Does the application have any long running, intensive operations that you now perform on demand from a web request? Consider not performing the operation when asked, but instead queueing the request using SQS, and just telling the user you'll get to it. Now have long running processes (or cron jobs or scheduled tasks) check the queue regularly, run the requested operation, and email the result (using SES) back to the user. To really scale up, you can move those jobs off your web server to dedicated machines, and again use auto-scaling if needed.
Do you need bigger machines, or perhaps can live with smaller ones? CloudWatch metrics can show you how much IO, memory, and CPU are used over time. You can use provisioned IOPS with EC2 or RDS instances to improve performance (at a cost) as needed, and use difference size instances for more memory or CPU.
All this AWS setup and configuration can be done with the AWS web console, or command-line tools, or SDKs available in many languages (Python's boto library is great). After learning the basics, look into CloudFormation to automate it better (I've written a couple of posts about that so far).
That's a bit of the 10,000 foot high view of one approach. You'll need to discover the details of each AWS service when you try to use them. AWS has good documentation about all of them.
Depending on how you look at it, this is more of a comment than it is an answer, but it was too long to write as a comment.
What you're asking for really can't be answered on SO--it's a huge, complex question.
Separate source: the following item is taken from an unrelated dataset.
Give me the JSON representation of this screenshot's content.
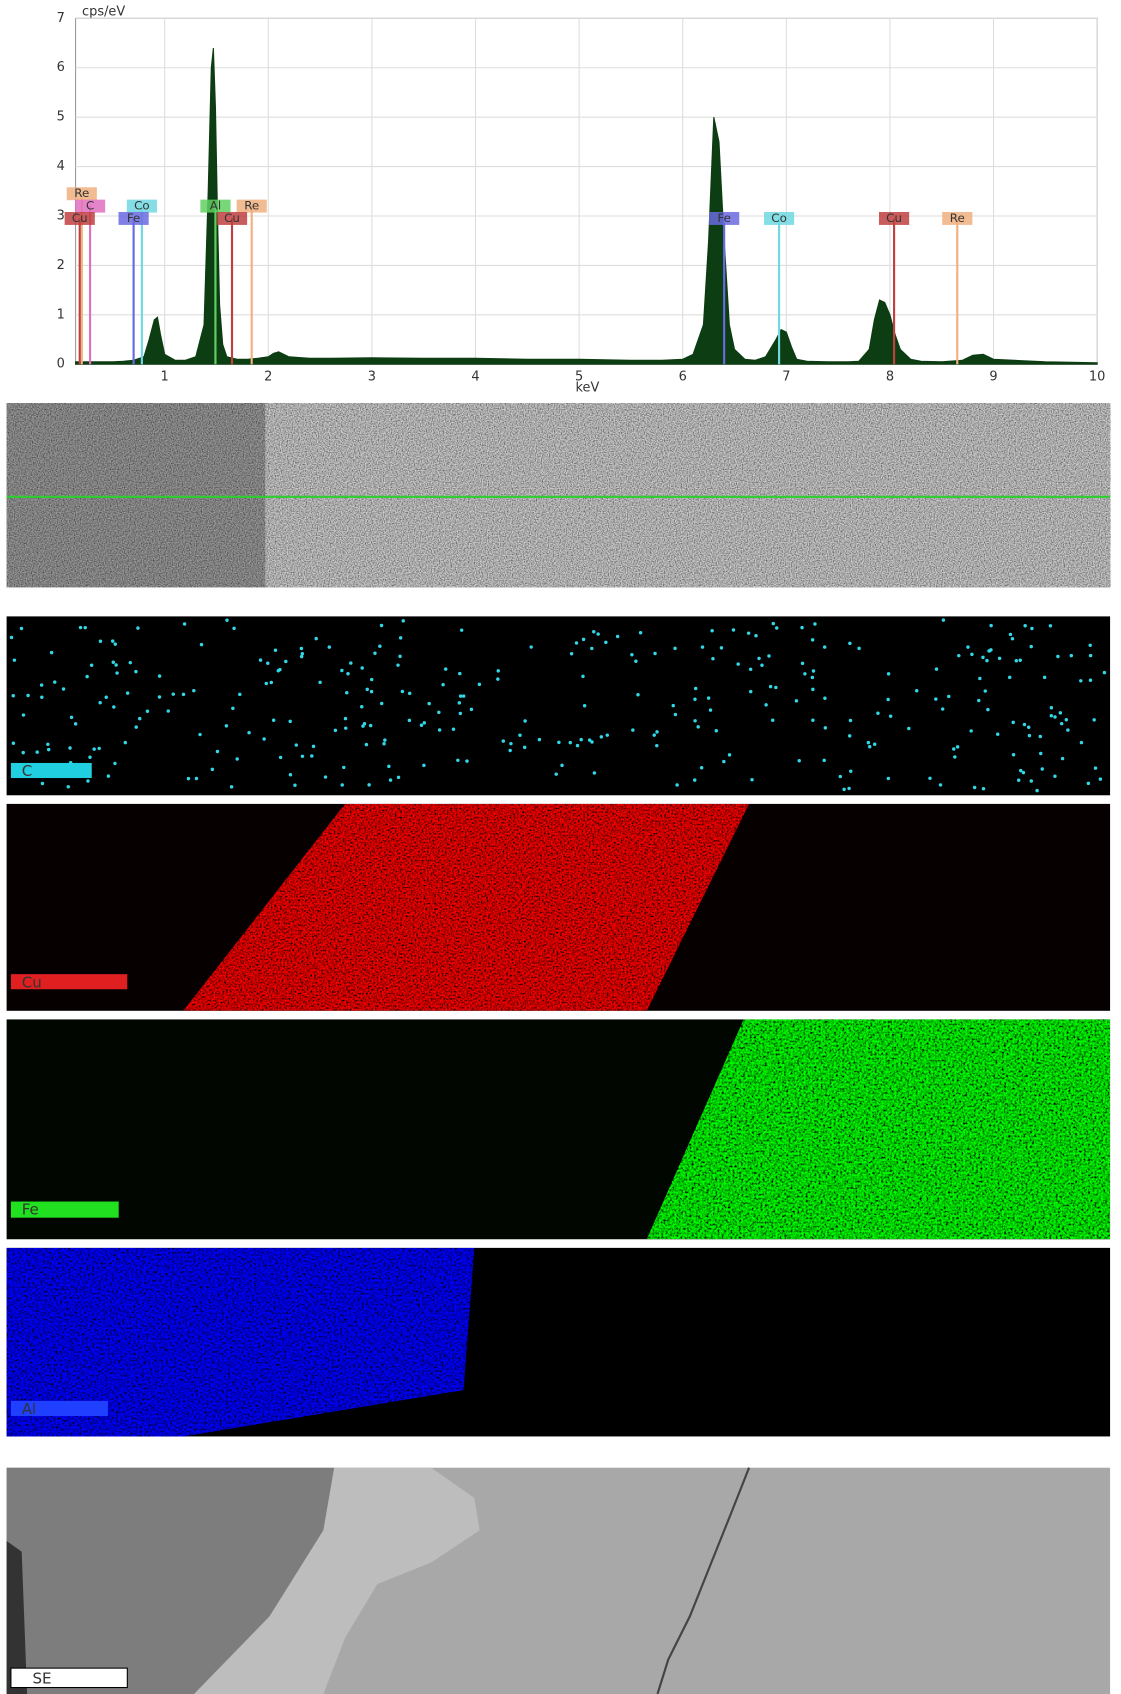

You're basically asking is "How to I design a highly-scalable, durable application that can be deployed on a cloud-based platform?" The answer depends largely on:
The specifics of your application--what does it do and how does it work?
Your tolerance for downtime balanced against your budget
Your present development and deployment workflow
The resources/skill sets you have on-staff to support the application
What your launch time frame looks like.
I run a software consulting company that specializes in consulting on Amazon Web Services architecture. About 80% of our business is investigating and answering these questions for our clients. It's a multi-week long project each time.
However, to get you pointed in the right direction, I'd recommend that you look at Elastic Beanstalk. It's a PaaS-like service that abstracts away the underlying AWS resources, making AWS easier to use for developers who don't have a lot of sysadmin experience. Think of it as "training wheels" for designing an autoscaling application on AWS.